Tait is one of the players most under discussion by Johnson and his Leicester-dominated coaching staff, only one of whom, the defence specialist Mike Ford, did not play for the Tigers. Equally adept at outside centre and full-back, the former Newcastle player will be doing his stuff at Sale this season. England want him to do it at full-back and have made their feelings known to Philippe Saint-André, the director of rugby at Edgeley Park, and under the terms of the new agreement between Twickenham and the Premiership clubs, they can apply a good deal of pressure. It remains to be seen whether Saint-André plays ball.

Similarly, England are keen to see Toby Flood at outside-half rather than inside centre. As Flood has just joined Leicester, it is reasonable to suggest that Johnson will get his own way, but the appearance at Welford Road of the former Springbok stand-off Derrick Hougaard could complicate matters. "We've nominated the position in which we'd like to see each player perform, and there's no point doing that if clubs have different ideas," Johnson said. "But I'm confident the new agreement will put a lot of things in place. I've already visited three-quarters of the clubs in the Premiership and we're building a relationship. Also, we have people like John Wells and Brian Smith in the coaching setup. They've coached in the club environment and bring some empathy and understanding to the situation."

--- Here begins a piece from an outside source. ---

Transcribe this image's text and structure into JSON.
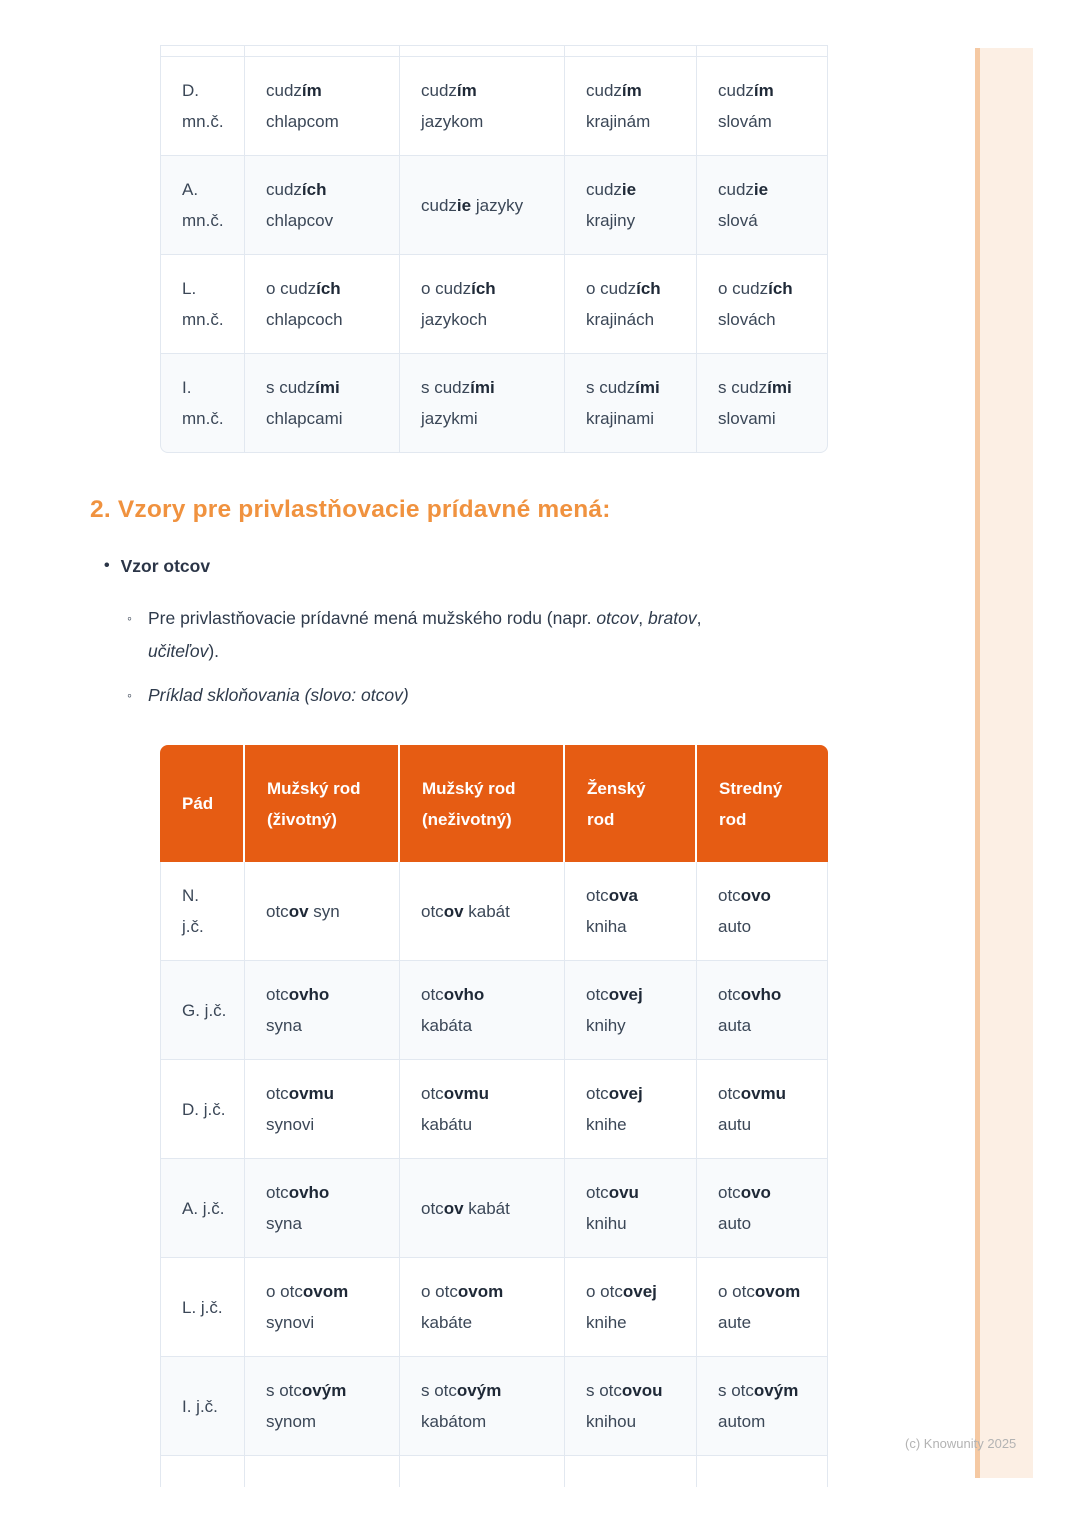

This being a British and Irish Lions season, Johnson will consider it a job well done if England travel to Argentina next June without a good number of leading players. "I've asked the squad what they want from the season, and a lot said they wanted to go to South Africa with the Lions, as they should," said the manager. "It looks like being an open race in selection, so the more successful we are, the better chance they'll stand."